Government plans GPS tracking to prevent rogue drones
The civil aviation ministry is trying to figure out ways of ensuring that drones don’t turn rogue and pose a security threat in areas deemed to be no-fly zones — a quandary that has impeded government efforts to make the operation of unmanned aircraft systems legal in India.
One possible solution is to have a GPS (global positioning system) trackers installed in all privately owned and operated drones that are registered for use.
“The sky is a strategic space and we want to make sure security concerns are taken care of. We are coming close to the operation of drones. World over, everyone is facing the same issue, and we will have a return-to-home button in the drones,” civil aviation minister Hardeep Puri told Hindustan Times.
The original launch date of January 1, 2019 for flying drones in areas other than those barred for security concerns has had to be revised for two reasons: states are yet to map no-drone zones in their airspace; and drones are not equipped with so-called No Permission, No Take-off (NPNT) hardware pre-programmed with no-fly zones.
“The Airports Authority of India (AAI) is working on the portal where drones will be registered. We have received proposals from the industry on the classification of rogue drones and how to track it. It will not be live tracking on the line of flights but something like the road ministry does where every commercial car is fitted with GPS and can be monitored if needed,” said an official at the Directorate General of Civil Aviation (DGCA), the aviation regular. The official requested anonymity.
Operators will be able to apply for permissions and get instant approvals through the Digital Sky Platform, the portal where they will have to register their drones for the use of photography, recreational purposes and for commercial use as taxis or delivery vehicles by companies such as e-commerce retailers.
“The only requirement will be the installation of a Regulatory Flight Tracker Module (RFTM) with NPNT compliance, which will enable the on-boarding of the existing drones onto DGCA’s Digital Sky UTM,” said Sai Pattabiram, founder and CEO of Sree Sai Aerotech Innovations Private Limited. UTM is short for Unmanned Traffic Management.
Pattabiram’s company makes software such as NPNT and GPS for drones and he and other industry representatives are meeting a DGCA task force on drones. About 500,000-600,000 drones are available in India and they are illegal to operate, but easily available, Pattabhiram said. A 2014 ban on drone could not be implemented and the government could not enforce regulations enforced in 2018 for operation of drones either.

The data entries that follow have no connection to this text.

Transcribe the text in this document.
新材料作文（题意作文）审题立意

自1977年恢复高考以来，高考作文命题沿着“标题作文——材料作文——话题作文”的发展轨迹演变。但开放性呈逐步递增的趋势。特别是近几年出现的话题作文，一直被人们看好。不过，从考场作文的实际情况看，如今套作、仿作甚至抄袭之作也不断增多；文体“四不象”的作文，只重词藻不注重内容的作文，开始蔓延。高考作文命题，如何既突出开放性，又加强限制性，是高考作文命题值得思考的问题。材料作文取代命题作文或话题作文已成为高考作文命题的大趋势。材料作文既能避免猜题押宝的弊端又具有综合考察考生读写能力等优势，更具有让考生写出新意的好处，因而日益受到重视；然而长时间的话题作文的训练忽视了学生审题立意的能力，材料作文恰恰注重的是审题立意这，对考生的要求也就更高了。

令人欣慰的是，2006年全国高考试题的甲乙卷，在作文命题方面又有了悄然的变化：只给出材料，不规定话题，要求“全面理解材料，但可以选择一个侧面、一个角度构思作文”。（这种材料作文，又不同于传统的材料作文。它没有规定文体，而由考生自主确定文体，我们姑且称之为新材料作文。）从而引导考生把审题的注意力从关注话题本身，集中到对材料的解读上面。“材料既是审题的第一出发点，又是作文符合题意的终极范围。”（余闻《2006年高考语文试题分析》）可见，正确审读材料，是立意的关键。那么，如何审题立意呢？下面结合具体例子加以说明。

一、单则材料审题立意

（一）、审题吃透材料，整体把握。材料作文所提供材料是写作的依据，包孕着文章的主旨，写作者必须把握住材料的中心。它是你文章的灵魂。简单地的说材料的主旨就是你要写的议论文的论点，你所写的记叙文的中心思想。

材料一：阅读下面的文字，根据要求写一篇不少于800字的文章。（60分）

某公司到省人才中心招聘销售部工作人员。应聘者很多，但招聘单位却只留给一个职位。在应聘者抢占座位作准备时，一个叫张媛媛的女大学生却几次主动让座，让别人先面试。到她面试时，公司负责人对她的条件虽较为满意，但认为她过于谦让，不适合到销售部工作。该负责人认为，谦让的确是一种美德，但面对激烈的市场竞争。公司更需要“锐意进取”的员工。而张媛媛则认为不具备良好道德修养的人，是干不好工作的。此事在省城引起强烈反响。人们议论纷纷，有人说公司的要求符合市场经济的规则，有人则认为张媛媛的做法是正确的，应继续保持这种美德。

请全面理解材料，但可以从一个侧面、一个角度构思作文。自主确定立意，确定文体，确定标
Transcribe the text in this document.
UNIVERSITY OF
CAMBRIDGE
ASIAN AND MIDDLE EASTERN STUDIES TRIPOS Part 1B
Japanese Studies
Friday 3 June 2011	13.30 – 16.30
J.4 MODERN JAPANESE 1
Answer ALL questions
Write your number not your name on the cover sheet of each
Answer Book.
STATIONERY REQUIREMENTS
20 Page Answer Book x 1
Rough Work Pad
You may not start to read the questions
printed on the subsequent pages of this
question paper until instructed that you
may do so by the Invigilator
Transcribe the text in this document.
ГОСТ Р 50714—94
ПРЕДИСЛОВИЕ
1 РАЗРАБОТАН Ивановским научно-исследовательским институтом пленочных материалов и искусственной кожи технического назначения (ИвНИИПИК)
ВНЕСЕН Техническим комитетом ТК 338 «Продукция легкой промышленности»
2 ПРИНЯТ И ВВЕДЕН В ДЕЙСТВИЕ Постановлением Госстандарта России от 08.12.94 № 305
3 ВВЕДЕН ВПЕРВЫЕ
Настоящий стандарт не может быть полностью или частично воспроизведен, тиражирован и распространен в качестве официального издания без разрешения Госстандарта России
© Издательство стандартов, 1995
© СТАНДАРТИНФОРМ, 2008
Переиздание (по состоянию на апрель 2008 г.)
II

“Government need to be clear which drones they need to monitor and identify places where they need to monitor drones. The only way to track existing drones is to have a ministry-supervised GPS system on it; those not complying with it can be classified as rogue drone,” he added
Pattabiram has given a presentation to the DGCA and suggested that drone must be fitted with a call-back button.
Users will be required to do a one-time registration of drones, pilots and owners. For every flight (except nano drones, which weigh less than 250 gms), users will be required to ask for permission to fly through a mobile app, and an automated process will permit or deny the request instantly. The UTM platform operates as a traffic regulator in the drone airspace and coordinates closely with defence and civilian air traffic controllers (ATCs) to ensure that drones remain on the approved flight paths, according to RPAS guidelines that have been put in the public domain.
For flying in controlled airspace, the filing of a flight plan and obtaining an Air Defence Clearance (ADC) /Flight Information Centre (FIC) number will be necessary. Among the no-drone zones are areas around airports, near the international border, Vijay Chowk in New Delhi near where important government buildings, Parliament and Rashtrapati Bhavan are located, state secretariat complexes in state capitals, and other strategic locations and vital military installations.
A case under the Indian Penal Code can be filed for flying a drone in a prohibited zone.